Una cena da leccasse le dita, accompagnata dal concerto dei goccioloni che sbattevano sopra il tetto di lamiera: una pioggia incessante. Discorsi sempre i soliti: sarà una invernata dura, figli e figlie ritornate a casa con prole, eppure sembrava una coppia perfetta :“valli a capì’”.

Cerveteri è diventata oramai una “Babbilognia”: una ricchezza sprecata, un lascito etrusco che dà poco più del reddito di cittadinanza a tre quattro ragazzetti, negozi serrati da tempo con ingressi invasi da polvere, bollette inevase ed avvisi di finanziarie e nel contempo si approva un mega Centro commerciale per dargli il colpo di grazia. Unico Paese in cui le strisce blu sono una finzione, il fungo per impedire il transito nel mozzico di Centro storico, oramai azzerato dopo l’ennesima sbracata, ha creato solo casino e malumori; in cui un’informe statua di un buttero dal pastrano allungato dal vento di tramontana, reso allegro da un foulard rosso messo da un geniale concittadino, è rivolto verso quelli che lasciano il Paese e non verso gli ospiti che vi arrivano.

“Lasciamo perde’, non parliamo de politica che le spiate sono all’ordine del giorno a Cerveteri”chiuse la classica deriva di lamentazioni il sempre attento Lorenzo. I ricordi a quel punto si allontanano da un presente triste e scomodo.“Ma ve le ricordate le gite de’na volta!?Voi mette co quelle de adesso!?”

E via con interminabili annotazioni sulle gite con Don Quirino a Santa Rita con le soste prestabilite e sempre le stesse, con gli strapuntini per i chirichetti che ritornavano a casa scocciati come canne. Quelle organizzate da Aghetina e Tilde in luoghi meno sacrali.Un variegato e difficilmente controllabile gruppo di cervetrani, alla fine degli anni settanta, si ammucchiava in corriere verso Lourdes, organizzati da don Felice .Gite impegnative non solamente per la visita al luogo simbolo dei pellegrinaggi, ma per la durata.Si racconta ancora delle disavventure nel trovarsi di sera tardi ad Aosta anziché, come programmato ad Asti, ed affidarsi alla più intraprendente tra i pellegrini che riuscì’ a reperire alloggio per cinquanta persone in tre alberghi diversi. O degli inutili richiami a risalire in corriera al valico di Andorra, con decine di passeggeri accucciati a raccogliere lumache “speciali”. O del breve sequestro in un albergo francese, essendo stato don Felice derubato del borsello, fino a quando non vennero date garanzie di bonifico se mai fossero rientrati a casa.

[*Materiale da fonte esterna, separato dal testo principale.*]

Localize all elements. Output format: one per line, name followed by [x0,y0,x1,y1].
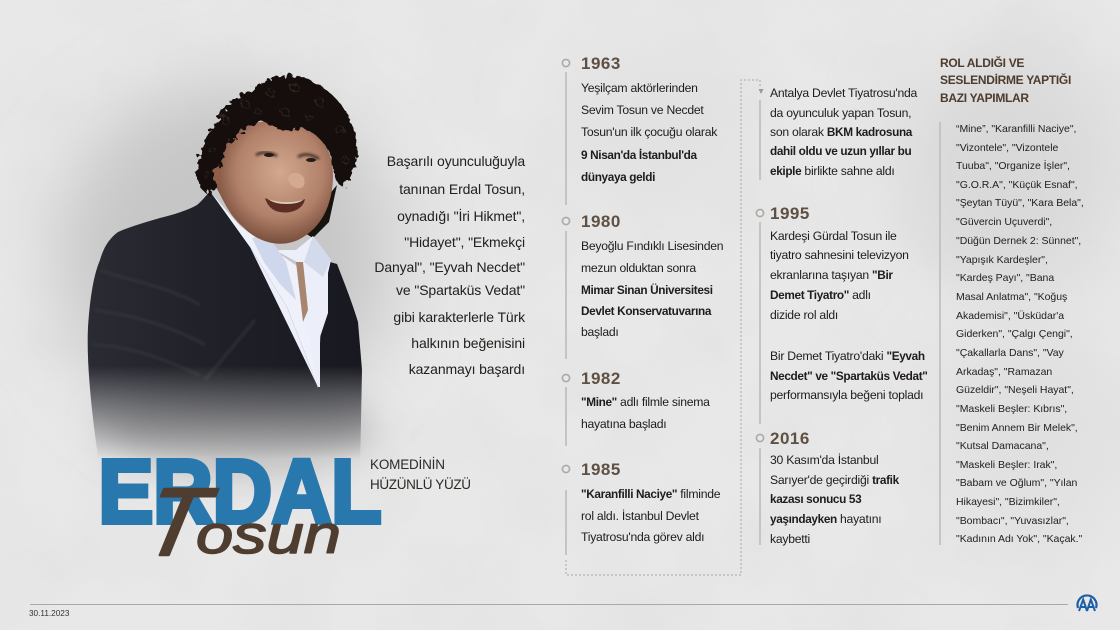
filmography list: "Düğün Dernek 2: Sünnet", [956,235,1081,247]
intro paragraph: "Hidayet", "Ekmekçi [404,234,525,250]
filmography list: "Kutsal Damacana", [956,440,1049,452]
filmography list: Giderken", "Çalgı Çengi", [956,328,1073,340]
filmography list: "Kadının Adı Yok", "Kaçak." [956,533,1082,545]
intro paragraph: oynadığı "İri Hikmet", [397,207,525,224]
timeline column 2 [756,86,928,546]
portrait photo of Erdal Tosun [88,75,362,470]
hair [197,75,357,195]
dark area behind neck [300,185,337,238]
1980 entry [562,212,723,359]
1985 entry [562,460,721,555]
1985 entry: rol aldı. İstanbul Devlet [581,509,700,523]
1963 entry: dünyaya geldi [581,170,655,184]
1963 entry [562,54,718,205]
2016 entry: 30 Kasım'da İstanbul [770,453,878,467]
1980 entry: başladı [581,325,619,339]
filmography list: "Vizontele", "Vizontele [956,142,1059,154]
filmography list: Akademisi", "Üsküdar'a [956,310,1064,322]
1963 entry: Tosun'un ilk çocuğu olarak [581,125,718,139]
Tosun [136,468,341,576]
intro paragraph: gibi karakterlerle Türk [393,309,526,325]
intro paragraph: tanınan Erdal Tosun, [399,181,525,197]
2016 entry [756,429,900,546]
1995 entry [756,204,928,424]
2016 entry: 2016 [770,429,810,448]
subtitle: KOMEDİNİN [370,457,445,472]
1963 continued: dahil oldu ve uzun yıllar bu [770,144,911,158]
1963 entry: 9 Nisan'da İstanbul'da [581,148,697,162]
filmography list: "Babam ve Oğlum", "Yılan [956,477,1078,489]
1985 entry: 1985 [581,460,621,479]
2016 entry: Sarıyer'de geçirdiği trafik [770,473,900,487]
filmography list: "Çakallarla Dans", "Vay [956,347,1065,359]
1985 entry: Tiyatrosu'nda görev aldı [581,530,704,544]
1980 entry: Mimar Sinan Üniversitesi [581,283,713,297]
1963 continued [759,86,918,180]
1982 entry: 1982 [581,369,621,388]
Tosun: osun [196,505,341,565]
subtitle: HÜZÜNLÜ YÜZÜ [370,477,471,492]
filmography heading: SESLENDİRME YAPTIĞI [940,72,1071,87]
filmography list: Hikayesi", "Bizimkiler", [956,496,1060,508]
filmography list: "G.O.R.A", "Küçük Esnaf", [956,179,1078,191]
1963 continued: son olarak BKM kadrosuna [770,125,913,139]
filmography list: "Maskeli Beşler: Kıbrıs", [956,403,1067,415]
filmography list: Masal Anlatma", "Koğuş [956,291,1067,303]
subtitle [370,457,471,492]
icon: AA logo [1078,595,1096,611]
intro paragraph: Başarılı oyunculuğuyla [387,153,525,169]
Tosun: T [136,468,224,576]
1963 continued: Antalya Devlet Tiyatrosu'nda [770,86,918,100]
1963 continued: ekiple birlikte sahne aldı [770,164,895,178]
intro paragraph [374,153,526,377]
1995 entry: ekranlarına taşıyan "Bir [770,268,893,282]
1963 entry: Sevim Tosun ve Necdet [581,103,704,117]
ERDAL: ERDAL [98,442,382,542]
filmography list: Arkadaş", "Ramazan [956,366,1052,378]
head [207,120,333,244]
1980 entry: mezun olduktan sonra [581,261,696,275]
1982 entry: hayatına başladı [581,417,666,431]
date: 30.11.2023 [29,609,70,618]
1995 entry: Bir Demet Tiyatro'daki "Eyvah [770,349,925,363]
filmography list [939,122,1084,545]
1985 entry: "Karanfilli Naciye" filminde [581,487,721,501]
1995 entry: tiyatro sahnesini televizyon [770,248,909,262]
title: ERDAL Tosun [98,442,382,576]
1963 continued: da oyunculuk yapan Tosun, [770,106,911,120]
filmography heading: BAZI YAPIMLAR [940,91,1029,105]
filmography list: Güzeldir", "Neşeli Hayat", [956,384,1074,396]
1995 entry: 1995 [770,204,810,223]
1995 entry: performansıyla beğeni topladı [770,388,923,402]
2016 entry: kaybetti [770,532,810,546]
filmography list: "Bombacı", "Yuvasızlar", [956,515,1069,527]
filmography list: Tuuba", "Organize İşler", [956,159,1070,172]
filmography list: "Yapışık Kardeşler", [956,254,1048,266]
1980 entry: Devlet Konservatuvarına [581,304,712,318]
footer line [30,604,1068,605]
intro paragraph: kazanmayı başardı [409,361,525,377]
shirt [212,194,331,387]
filmography list: "Maskeli Beşler: Irak", [956,459,1057,471]
filmography heading: ROL ALDIĞI VE [940,55,1024,70]
filmography list: "Güvercin Uçuverdi", [956,216,1052,228]
intro paragraph: ve "Spartaküs Vedat" [396,282,525,298]
filmography heading [940,55,1071,105]
2016 entry: yaşındayken hayatını [770,512,881,526]
dashed connector arrow [566,80,764,575]
filmography list: "Kardeş Payı", "Bana [956,272,1054,284]
1980 entry: 1980 [581,212,621,231]
filmography list: "Benim Annem Bir Melek", [956,422,1078,434]
1982 entry: "Mine" adlı filmle sinema [581,395,710,409]
timeline column 1 [562,54,723,555]
1982 entry [562,369,710,446]
1963 entry: 1963 [581,54,621,73]
filmography list: "Şeytan Tüyü", "Kara Bela", [956,197,1084,209]
1963 entry: Yeşilçam aktörlerinden [581,81,698,95]
intro paragraph: halkının beğenisini [411,335,525,351]
1995 entry: Kardeşi Gürdal Tosun ile [770,229,897,243]
filmography list: “Mine”, "Karanfilli Naciye", [956,123,1076,135]
intro paragraph: Danyal", "Eyvah Necdet" [374,259,525,275]
1995 entry: Necdet" ve "Spartaküs Vedat" [770,369,928,383]
1980 entry: Beyoğlu Fındıklı Lisesinden [581,239,723,253]
2016 entry: kazası sonucu 53 [770,492,862,506]
1995 entry: Demet Tiyatro" adlı [770,288,871,302]
jacket [88,192,362,470]
1995 entry: dizide rol aldı [770,308,838,322]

E poi i ricordi più recenti dei viaggi nella Romania ancora sotto il tallone di Ceaucescu, “quando con centomila lire ce facevi er Principe per due settimane”.L’interminabile tappo del passante di Mestre in direzione del confine, che causò l’incarttocciamento dello sportello della 128 bianco “novo novo”, al suo primo viaggio, lasciato sbadatamente aperto per andare a curiosare lungo il budello di automobili. Un camion lo trascinò contro il guardrail, lasciando basiti i ragazzi e disperato il proprietario.

“A Timisoara, a Timisoara”, bisognava comunque proseguire. Lo sportello venne agganciato alla bene e meglio: che non sia mai che dei cervetrani facevano aspetta’ le fidanzatine sull’uscio con le babbucce e l’accappatoio lavato e stirato.E via raccontando, fino a quando qualche commensale incominciava “‘a levasse le ragnatele dar muso”. “Annamo regà che qualcuno s’è già acciuccato!”.“Tutti a nanna!”. Un suggerimento preso subito per buono. Tutto è nuvola e pioggia tra le falesie di tufo.“A Giggi altro che il mese dei morti, st’anno novembre è il mese delle ranocchie”.Una breve corsa, una sgrullata al giaccone inzuppato e, tra il fumo degli scappamenti, la fila di sobbalzanti automobili scivolò verso il Paese.